The case has been portrayed as evidence of a crackdown by Putin on the more spirited members of the opposition that began taking to the streets in open protest in December 2011.
At the same time, parliament has passed bills that significantly increase the prison terms for organizing illegal protests and that have made it much more difficult for civil society organizations to operate here. New bills would greatly expand the definition of treason and make it easier to imprison people on charges of inciting religious hatred.
The released woman, Yekaterina Samutsevich, had replaced her lawyers before a previously scheduled hearing.
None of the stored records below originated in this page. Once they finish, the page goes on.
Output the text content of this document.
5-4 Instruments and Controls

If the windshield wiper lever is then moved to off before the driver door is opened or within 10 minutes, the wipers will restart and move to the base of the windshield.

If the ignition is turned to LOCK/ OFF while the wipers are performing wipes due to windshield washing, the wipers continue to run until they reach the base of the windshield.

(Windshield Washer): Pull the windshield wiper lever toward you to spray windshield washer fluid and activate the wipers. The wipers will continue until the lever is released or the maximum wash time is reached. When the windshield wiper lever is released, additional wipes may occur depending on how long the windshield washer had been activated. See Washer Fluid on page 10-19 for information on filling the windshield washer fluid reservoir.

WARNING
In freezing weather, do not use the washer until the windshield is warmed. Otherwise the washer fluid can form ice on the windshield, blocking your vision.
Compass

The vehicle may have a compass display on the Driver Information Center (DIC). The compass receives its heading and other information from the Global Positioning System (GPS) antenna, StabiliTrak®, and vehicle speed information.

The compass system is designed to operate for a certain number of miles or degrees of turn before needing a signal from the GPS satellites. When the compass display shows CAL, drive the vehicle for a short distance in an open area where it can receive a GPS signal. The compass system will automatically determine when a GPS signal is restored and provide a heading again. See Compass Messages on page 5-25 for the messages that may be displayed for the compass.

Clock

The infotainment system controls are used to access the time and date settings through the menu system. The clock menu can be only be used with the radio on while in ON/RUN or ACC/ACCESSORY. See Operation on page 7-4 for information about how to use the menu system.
Her supporters were quick to point out Wednesday that the attorneys who originally represented her - Violetta Volkova, Nikolai Polozov and Mark Feigin - are particularly disliked by Putin. Samutsevich's father suggested that she was being rewarded for making the change; other allies saw an effort by the Kremlin to drive a wedge among members of the group and other activists as well.
Band members Nadezhda Tolokonnikova and Maria Alyokhina, both of whom have small children, kept the original defense team and now must serve their sentences.
The court decision releasing Samutsevich pointed out that she had not had time to join the others at the altar before security guards hustled them all out of the cathedral, and she therefore deserved less blame.
At Wednesday's hearing, all three women argued that their protest was strictly political and not motivated by religious hatred.
"It is as clear as noon that our performance at the Christ the Savior Cathedral was political rather than anti-religious. I have no religious hatred, and none of us had it in our performance," Tolokonnikova said. She said she felt repentance but not remorse.
Samutsevich apologized for hurting believers' feelings.
"If we unintentionally offended any believers with our actions, we express our apologies," she said.